Not needed



David Whitley takes a look at the commonly-packed things you really don’t need to take with you on a round the world trip


Most packing advice concentrates on the things you do need to pack, but just as important is what you leave out. If you’re planning to travel the world for a few months, then a bit of expediency on the packing front is going to save you a fair bit of back pain and stress in the long run. So here are a few things that should definitely stay at home…


The thick woolly jumper

Unless you’re planning to go somewhere really, really cold, a thick jumper is always going to be a burden on the backpack. It’s one of those things you pack “just in case” and, as with most “just in case” items it’ll be used infrequently if not at all. If you end up going somewhere cold, you can just buy a cheap jumper or fleece while there and ditch it later.


Beach towels

One towel can take up a bit too much room, but taking two – an extra, large one for the beach as well – is just madness. Again, beach towels are far better bought whilst on the ground if you need one. If you’re travelling around beachy areas for a while, you’ll probably want one. Fine – buy a cheap one locally and keep it in a plastic bag whilst travelling around by local transport. But the moment you have to get on a plane, it’s probably time to ditch it.


Travel pillows

There is some merit in having an inflatable travel pillow that you can blow up each time you’re on a flight or a coach, but only if you’re going to be spending a lot of time on planes and coaches.
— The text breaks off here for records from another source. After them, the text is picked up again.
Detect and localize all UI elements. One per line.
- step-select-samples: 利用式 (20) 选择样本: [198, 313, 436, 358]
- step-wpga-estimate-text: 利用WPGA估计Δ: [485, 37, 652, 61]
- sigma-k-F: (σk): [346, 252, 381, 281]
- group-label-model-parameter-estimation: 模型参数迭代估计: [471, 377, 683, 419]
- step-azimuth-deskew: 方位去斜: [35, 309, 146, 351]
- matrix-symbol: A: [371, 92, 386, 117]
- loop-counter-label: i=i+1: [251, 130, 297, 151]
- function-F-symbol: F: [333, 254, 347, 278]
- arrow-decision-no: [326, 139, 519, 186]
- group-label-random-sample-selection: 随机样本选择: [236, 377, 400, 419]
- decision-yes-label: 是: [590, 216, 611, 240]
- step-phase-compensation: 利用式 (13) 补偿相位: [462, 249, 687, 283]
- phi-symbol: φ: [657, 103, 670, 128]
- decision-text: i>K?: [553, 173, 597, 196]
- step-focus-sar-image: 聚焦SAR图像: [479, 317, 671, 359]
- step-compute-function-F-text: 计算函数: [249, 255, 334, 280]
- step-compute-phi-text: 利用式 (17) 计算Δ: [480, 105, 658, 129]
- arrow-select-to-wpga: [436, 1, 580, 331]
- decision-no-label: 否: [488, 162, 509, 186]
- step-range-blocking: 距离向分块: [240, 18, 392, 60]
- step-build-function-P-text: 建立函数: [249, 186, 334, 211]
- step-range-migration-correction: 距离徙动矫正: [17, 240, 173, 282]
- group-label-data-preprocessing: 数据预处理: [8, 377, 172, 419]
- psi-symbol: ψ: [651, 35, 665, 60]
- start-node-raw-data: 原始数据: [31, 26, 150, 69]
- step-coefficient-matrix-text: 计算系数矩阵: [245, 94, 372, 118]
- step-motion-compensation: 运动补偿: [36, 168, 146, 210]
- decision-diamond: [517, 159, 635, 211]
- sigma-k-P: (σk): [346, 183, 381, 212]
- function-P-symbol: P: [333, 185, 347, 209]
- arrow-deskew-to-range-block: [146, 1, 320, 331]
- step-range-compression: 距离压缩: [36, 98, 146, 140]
As for the fluffy pillows that aren’t inflatable? Well, they’re going to be nothing but a complete nuisance. You’ll be sick of the sight – and shape – of it within a fortnight, as they’re incredible difficult to pack around.


Soft toys

So you’ve brought a stuffed tiger or a teddy along so you can take photos of it in a series of weird and wonderful locations around the world. Brilliant! There’s absolutely no way that joke is going to wear thin after weeks of trying to shoehorn it into your bag, and lumbering up mountains with it in your hand, just for that photo op. Alas, the gag has been done many, many times before – the toy is best left at home.


Your guitar

No-one, and I mean no-one, wants to hear your version of Wonderwall. Got it?